Generally, the profits you generate from crypto trading are taxable. That’s why it only makes sense to include all the profits in the tax reports and set aside the losses. However, if you have no idea how crypto taxation actually works, your failure to file your losses is also one of the fundamental mistakes you can commit in terms of tax filing.
When you include your crypto losses in your tax reports, you can save money by using it to reduce taxable income. For instance, you can use the losses to offset your capital gains, lowering your tax obligations during the year. However, it’s important to note that offsetting shouldn’t exceed USD$3,000 from your other taxable income every year.
On the other hand, if you need help in handling your taxes pertaining to losses and offsetting, you can work with tax experts to assist you throughout the process. They can provide a smart cryptocurrency tax plan that you can follow, helping you avoid mistakes when filing your taxes.
Another common mistake to avoid when filing cryptocurrency taxes is not including your transaction history from the previous years. You may be wondering why you should include your transactions from other years when paying taxes for a specific fiscal year. But as per the guidelines provided by the IRS, you need to consider the transactions conducted from the past years to compute the gains or losses from the transaction. This will then determine the right amount of crypto taxes to pay.
For example, it’s important to account not just the date of the sale of the crypto in 2018 but also the purchase date in 2016 to get your calculations right. That way, you can save yourself from trouble when it comes to crypto taxation.
As someone who’s holding cryptocurrency, you need to determine which is received as income or trade profit. That’s because both of them are treated differently in terms of tax filing. Typically, crypto received as income are those you’ve obtained as compensation for a job or service. Hence, if you neglect the cryptocurrency received as income when filing taxes, it can result in a mistake. Thereby, leading to incomplete tax reporting.
When this happens, the IRS has the right to impose additional charges or penalties. Especially if the incomplete tax paperwork leaves you owing money to the said government agency.
To avoid this situation, creating a personal balance sheet can be an excellent idea. It can help you keep track and manage your crypto assets in one document, making it easier for you to file taxes.
When you file cryptocurrency taxes, it’s also essential to include the trading fees and other charges to calculate the basis for your crypto assets. Failure to do so can be a huge mistake to make as a crypto holder. When you don’t include the trading and transaction fees in the computation, the basis for the computation will decrease. Hence, you’ll miss out on the chance to reduce your taxes.
Because of this, it’s best to include the fees to save money on your crypto tax payments in the long run.

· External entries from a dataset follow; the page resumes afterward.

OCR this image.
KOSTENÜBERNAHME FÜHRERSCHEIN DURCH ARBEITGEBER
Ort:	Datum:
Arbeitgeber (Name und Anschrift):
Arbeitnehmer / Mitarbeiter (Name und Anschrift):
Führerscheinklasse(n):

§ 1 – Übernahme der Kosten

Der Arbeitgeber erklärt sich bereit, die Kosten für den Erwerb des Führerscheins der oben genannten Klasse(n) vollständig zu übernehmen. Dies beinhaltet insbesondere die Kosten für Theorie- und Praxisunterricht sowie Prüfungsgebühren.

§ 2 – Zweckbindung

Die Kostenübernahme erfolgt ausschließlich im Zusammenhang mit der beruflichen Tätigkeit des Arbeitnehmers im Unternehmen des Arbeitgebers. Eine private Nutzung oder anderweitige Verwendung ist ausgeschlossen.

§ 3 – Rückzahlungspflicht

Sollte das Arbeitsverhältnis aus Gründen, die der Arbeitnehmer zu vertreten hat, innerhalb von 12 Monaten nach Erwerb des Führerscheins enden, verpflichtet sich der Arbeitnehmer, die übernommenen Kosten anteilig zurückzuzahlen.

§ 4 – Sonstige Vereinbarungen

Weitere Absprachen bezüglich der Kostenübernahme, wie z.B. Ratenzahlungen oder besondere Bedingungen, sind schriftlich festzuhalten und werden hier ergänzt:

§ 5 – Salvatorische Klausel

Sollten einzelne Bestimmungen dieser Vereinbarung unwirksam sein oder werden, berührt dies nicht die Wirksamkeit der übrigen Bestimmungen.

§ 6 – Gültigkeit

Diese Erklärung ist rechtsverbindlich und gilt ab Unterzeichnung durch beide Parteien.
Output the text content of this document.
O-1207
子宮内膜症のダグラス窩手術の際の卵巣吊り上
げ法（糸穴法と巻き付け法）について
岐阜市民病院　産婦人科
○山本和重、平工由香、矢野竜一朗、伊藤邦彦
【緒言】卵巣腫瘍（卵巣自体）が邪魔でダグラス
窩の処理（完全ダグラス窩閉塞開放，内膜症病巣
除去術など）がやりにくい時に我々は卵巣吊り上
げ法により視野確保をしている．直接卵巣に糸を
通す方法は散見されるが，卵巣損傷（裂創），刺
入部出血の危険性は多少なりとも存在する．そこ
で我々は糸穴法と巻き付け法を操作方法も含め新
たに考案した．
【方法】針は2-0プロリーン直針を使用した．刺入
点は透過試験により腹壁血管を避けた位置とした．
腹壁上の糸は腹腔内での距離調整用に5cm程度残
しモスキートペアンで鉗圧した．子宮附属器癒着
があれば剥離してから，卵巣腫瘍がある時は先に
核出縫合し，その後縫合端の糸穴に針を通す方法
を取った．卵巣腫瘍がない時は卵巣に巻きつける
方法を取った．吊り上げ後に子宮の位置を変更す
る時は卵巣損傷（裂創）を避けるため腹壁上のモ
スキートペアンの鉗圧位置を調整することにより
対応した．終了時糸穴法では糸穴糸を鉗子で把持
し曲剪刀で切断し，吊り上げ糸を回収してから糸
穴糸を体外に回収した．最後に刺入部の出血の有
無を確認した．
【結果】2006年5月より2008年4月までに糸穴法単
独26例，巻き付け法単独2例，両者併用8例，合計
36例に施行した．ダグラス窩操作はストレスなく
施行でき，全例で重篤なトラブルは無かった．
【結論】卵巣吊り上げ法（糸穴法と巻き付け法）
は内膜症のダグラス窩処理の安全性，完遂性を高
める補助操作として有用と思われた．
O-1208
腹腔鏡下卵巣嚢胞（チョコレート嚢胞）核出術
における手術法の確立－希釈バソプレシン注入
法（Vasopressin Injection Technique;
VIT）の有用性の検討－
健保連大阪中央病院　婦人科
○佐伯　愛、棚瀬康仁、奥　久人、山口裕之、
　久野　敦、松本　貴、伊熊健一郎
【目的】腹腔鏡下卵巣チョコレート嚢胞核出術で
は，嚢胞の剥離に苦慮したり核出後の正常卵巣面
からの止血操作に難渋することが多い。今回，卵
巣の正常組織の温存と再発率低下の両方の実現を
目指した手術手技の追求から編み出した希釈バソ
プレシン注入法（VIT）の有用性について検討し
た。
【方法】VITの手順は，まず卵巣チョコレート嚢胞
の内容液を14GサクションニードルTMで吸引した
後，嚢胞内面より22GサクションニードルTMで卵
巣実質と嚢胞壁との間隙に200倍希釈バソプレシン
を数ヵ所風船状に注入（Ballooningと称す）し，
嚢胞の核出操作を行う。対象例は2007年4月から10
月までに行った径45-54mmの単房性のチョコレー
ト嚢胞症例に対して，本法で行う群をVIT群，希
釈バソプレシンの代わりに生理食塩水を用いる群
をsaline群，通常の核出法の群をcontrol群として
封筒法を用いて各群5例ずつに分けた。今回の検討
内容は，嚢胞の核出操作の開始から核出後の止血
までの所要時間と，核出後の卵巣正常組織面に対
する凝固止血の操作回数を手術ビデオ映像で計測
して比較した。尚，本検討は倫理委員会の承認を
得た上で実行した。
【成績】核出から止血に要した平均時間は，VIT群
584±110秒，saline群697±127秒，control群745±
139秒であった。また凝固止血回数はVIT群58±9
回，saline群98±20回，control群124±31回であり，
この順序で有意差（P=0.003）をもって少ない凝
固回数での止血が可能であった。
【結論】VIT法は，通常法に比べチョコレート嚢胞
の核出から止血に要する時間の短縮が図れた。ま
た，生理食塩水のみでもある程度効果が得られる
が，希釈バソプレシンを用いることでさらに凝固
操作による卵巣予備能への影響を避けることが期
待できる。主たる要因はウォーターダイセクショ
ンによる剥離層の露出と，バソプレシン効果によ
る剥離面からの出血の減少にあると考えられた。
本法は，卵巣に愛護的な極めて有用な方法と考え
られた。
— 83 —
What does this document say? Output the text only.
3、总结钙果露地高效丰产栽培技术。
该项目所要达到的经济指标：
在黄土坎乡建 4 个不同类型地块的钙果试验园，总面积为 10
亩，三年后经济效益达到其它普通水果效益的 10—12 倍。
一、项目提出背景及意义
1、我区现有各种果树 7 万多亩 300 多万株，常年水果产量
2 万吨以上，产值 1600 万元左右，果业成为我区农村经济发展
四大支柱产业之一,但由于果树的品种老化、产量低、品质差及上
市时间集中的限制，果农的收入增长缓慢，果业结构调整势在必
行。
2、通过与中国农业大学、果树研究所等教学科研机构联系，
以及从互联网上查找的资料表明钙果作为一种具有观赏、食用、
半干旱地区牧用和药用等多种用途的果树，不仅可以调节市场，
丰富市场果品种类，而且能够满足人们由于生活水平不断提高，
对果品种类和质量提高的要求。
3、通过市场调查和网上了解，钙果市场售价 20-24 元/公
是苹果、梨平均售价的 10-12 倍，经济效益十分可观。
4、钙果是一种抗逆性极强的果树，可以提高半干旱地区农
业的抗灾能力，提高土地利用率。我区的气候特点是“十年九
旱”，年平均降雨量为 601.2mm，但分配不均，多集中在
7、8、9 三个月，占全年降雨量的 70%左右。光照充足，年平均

Indeed, filing taxes related to crypto trades and income can be an overwhelming process. This is especially true if you commit some mistakes that can cause you some trouble. While some errors are minor enough to only require you the payment of penalties, there are serious mistakes that can result in prison time.
Therefore, keep these mistakes in mind to avoid any of the consequences mentioned above. You can also hire an experienced lawyer or accountant to educate you on everything about crypto taxes.